Issue in New Service Tax Regime in the context of said judgment

Now question arises whether the said judgment can hold good in the context of above provisions particularly when Rule 2 (A) of Service Tax valuation Rules does not seek to define Gross  Amount charged whereas it seeks to define “Total Amount “which is sum total of gross amount charged as defined in Section 67 of the Finance Act, 1994 and the fair market value of goods and services supplied in or in relation to the execution of work contract 

Opinion:

a)  Certainly the free supplies cannot be said to be gross amount charged in the light of above judgment.

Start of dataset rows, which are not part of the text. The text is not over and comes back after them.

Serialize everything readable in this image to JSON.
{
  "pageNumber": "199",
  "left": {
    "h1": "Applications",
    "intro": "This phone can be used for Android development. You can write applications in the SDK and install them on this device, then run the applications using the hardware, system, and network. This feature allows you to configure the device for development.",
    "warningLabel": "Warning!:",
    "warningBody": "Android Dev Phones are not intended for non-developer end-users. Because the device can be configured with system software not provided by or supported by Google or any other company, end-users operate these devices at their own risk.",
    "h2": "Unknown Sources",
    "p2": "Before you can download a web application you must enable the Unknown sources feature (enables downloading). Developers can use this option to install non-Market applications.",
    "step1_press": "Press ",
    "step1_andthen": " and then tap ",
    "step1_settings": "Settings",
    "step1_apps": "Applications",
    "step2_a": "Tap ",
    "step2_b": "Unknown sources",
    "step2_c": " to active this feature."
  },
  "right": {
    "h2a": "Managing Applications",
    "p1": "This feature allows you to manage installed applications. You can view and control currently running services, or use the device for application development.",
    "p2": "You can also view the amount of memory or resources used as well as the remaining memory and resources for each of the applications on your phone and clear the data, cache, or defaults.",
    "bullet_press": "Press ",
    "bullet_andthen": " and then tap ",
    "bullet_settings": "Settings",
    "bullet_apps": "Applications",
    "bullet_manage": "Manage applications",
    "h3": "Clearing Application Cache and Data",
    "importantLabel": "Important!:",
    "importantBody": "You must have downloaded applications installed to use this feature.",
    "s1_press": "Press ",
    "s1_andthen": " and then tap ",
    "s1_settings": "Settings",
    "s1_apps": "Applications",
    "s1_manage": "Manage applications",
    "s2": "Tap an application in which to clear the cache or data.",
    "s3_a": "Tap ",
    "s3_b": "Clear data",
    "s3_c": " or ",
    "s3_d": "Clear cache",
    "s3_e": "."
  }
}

b)  But the important distinguishing point is that whereas Notification No. 15/2004 went on to define gross amount charged a term already defined in the legislature while Rule 2(A) for the purpose of abatement of 40 percent or 60 percent seek to defined “Total amount” which is the sum addition of Gross amount charged and the supplies made by the service recipient to the service provider at their fair market value. Thus an important legal aspect considered in the judgment that can Notification go on to tax something which is not taxable under Section 67 does not seem to get satisfied in the new service tax regime.

c)  Thirdly benefit of Noistiur Solicitus was given in said judgment while considering the Notification No. 15/2004 in which phraseology used to defined gross amount charged was not specific whereas currently Rule 2(A)  firstly does not define gross amount charged and secondly it clearly defined total amount as the sum addition of gross amount charged and supplies by recipient to provider at fair market value for the purpose of calculation of abatement and hence phraseology is more specific and clear and even does not seem to intervene with the legislature as defined in Section 67.

Thus in our opinion is clearly tilted towards that while calculating abatement of 40 percent or 60 percent value of free supplies must be added in the gross amount charged so as to calculate total amount even considering the above judgment.

Therefore though at the outset looking at the said judgment it seems that free supplies should not be added to gross amount charged but on further analysis of the said rule 2A from our side it seems that said judgment does not hold good,  when the service tax liability is discharged on abated value.